— В тот вечер я не сказала Саймону, что знаю о его романе с Лайзой, — ровно промолвила она и увидела, что морщинка между темными бровями стала глубже.
— Почему? — тихо спросил Харрингтон.
Она отвела глаза. Потому что сама испытывала чувство вины. Из-за вас. Тогда это казалось естественным, но теперь, по прошествии лет, стало ясно, что ничего глупее нельзя было придумать. Какой-то случайный поцелуй на Новый год заставил ее считать себя виноватой перед Саймоном. Как будто это она предала, а не ее предали. Прошло почти пять недель, прежде чем Клеменси решилась поговорить с мужем начистоту.
— Думаю, я убедила себя, что он просто увлекся Лайзой и что стоит ей уехать в Америку, как все пройдет. Связи у них не было — следовательно, о физической неверности речи не шло… — Не было? Ой ли? Не сама ли она предпочла придать такой смысл подслушанным на кухне словам?
— А что было потом, когда вы наконец сказали Саймону о Лайзе? — негромко спросил Джошуа.
Клеменси пристально изучала крышку стола. Переживания Саймона из-за причиненных ей мучений были почти такими же невыносимыми, как ее собственная боль.
— Мы решили предпринять еще одну попытку. — Целых девять месяцев они бились изо всех сил, скрывая тоску под личиной наигранной бодрости. — Но ничего не вышло. Саймон не перестал любить Лайзу после ее отъезда в Америку, а я перестала тешить себя иллюзиями, что это пройдет.
Глаза Клеменси потемнели при воспоминании о печали, смешанной с облегчением, которые наступили, когда они с Саймоном наконец согласились, что их брак подошел к концу. Брак, которого, как по зрелом размышлении поняла Клеменси, вообще не следовало заключать. Саймон не любил ее с самого начала. Дружеская привязанность, возникшая в детстве и укрепившаяся за прошедшие годы, не была достаточно прочным основанием для пожизненной связи между мужчиной и женщиной. Они были друзьями, но не любовниками.
— Саймон и Лайза поженились полгода назад, — спокойно закончила она. Как ни глупо, это все еще причиняло ей боль.

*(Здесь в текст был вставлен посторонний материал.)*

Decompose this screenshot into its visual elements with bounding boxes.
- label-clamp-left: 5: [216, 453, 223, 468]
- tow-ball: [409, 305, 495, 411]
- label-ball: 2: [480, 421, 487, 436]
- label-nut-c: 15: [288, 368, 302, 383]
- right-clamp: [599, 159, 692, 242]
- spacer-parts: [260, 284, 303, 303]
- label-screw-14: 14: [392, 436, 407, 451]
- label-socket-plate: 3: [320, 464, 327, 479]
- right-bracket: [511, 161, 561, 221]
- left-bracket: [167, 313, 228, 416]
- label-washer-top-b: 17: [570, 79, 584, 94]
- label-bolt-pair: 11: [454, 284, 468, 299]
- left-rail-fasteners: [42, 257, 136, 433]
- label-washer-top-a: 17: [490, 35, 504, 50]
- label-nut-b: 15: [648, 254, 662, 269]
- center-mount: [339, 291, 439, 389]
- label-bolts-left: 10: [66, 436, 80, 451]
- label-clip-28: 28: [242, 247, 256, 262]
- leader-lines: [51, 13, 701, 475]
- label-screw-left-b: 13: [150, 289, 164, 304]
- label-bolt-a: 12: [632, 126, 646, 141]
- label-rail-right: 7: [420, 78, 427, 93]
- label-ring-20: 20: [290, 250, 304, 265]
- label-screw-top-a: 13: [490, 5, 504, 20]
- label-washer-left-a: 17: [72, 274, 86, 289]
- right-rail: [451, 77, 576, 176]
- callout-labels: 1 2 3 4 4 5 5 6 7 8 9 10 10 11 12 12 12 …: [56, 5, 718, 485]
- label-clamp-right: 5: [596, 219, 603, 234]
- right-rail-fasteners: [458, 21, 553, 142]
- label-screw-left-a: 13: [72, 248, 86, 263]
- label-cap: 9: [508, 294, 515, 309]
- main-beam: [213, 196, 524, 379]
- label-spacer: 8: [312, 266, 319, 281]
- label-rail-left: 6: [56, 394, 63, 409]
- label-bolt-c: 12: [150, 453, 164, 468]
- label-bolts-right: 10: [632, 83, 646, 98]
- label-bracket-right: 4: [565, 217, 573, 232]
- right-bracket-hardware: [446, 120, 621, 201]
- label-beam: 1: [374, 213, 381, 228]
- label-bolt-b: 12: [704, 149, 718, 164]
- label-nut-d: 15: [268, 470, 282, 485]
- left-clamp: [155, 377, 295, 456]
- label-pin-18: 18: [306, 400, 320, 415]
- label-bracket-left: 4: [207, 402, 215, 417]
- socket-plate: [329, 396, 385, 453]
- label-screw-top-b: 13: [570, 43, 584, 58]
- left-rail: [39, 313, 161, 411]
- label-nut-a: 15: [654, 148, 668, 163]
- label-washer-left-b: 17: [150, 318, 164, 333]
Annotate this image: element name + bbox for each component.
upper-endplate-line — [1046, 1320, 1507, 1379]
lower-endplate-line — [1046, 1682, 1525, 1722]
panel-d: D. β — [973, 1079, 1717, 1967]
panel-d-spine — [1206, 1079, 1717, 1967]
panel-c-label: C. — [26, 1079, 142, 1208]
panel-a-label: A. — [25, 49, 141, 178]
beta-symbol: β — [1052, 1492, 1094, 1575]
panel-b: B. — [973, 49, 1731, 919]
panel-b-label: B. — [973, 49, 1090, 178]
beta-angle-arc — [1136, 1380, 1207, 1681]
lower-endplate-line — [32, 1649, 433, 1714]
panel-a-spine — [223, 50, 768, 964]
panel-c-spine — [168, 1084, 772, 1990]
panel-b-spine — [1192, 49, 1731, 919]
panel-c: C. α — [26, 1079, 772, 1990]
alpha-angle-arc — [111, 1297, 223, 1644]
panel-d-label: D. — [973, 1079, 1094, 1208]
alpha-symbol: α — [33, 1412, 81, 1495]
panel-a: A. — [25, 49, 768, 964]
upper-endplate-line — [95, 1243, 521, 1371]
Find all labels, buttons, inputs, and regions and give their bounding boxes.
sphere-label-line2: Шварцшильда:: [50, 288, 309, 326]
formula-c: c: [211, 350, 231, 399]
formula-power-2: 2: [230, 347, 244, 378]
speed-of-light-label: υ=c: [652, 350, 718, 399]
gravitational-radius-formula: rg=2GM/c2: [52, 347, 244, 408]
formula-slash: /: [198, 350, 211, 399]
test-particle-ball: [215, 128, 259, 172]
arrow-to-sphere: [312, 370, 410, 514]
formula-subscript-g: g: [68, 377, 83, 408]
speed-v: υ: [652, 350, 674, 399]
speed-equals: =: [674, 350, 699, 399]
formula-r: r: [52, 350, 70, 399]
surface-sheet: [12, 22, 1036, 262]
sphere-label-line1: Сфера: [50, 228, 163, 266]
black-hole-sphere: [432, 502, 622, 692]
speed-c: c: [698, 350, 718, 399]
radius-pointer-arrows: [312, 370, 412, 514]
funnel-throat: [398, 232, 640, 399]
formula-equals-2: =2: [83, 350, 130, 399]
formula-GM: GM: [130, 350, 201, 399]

— Счастливый конец. Для Саймона. — Голубые глаза посмотрели ей в лицо. — А для вас, Клеменси? Вы счастливы? — негромко спросил он.
Счастлива?
— Мне нравится жить самой по себе, — задумчиво ответила она и вдруг поняла, насколько ценит свою независимость и как неохотно рассталась бы с ней. О да, временами ей бывает одиноко, но это не слишком высокая плата за преимущества холостой жизни. Ее счастье больше никогда не будет зависеть от другого человека.
— И что, работа действительно доставляет вам удовольствие? — Он недоверчиво приподнял бровь.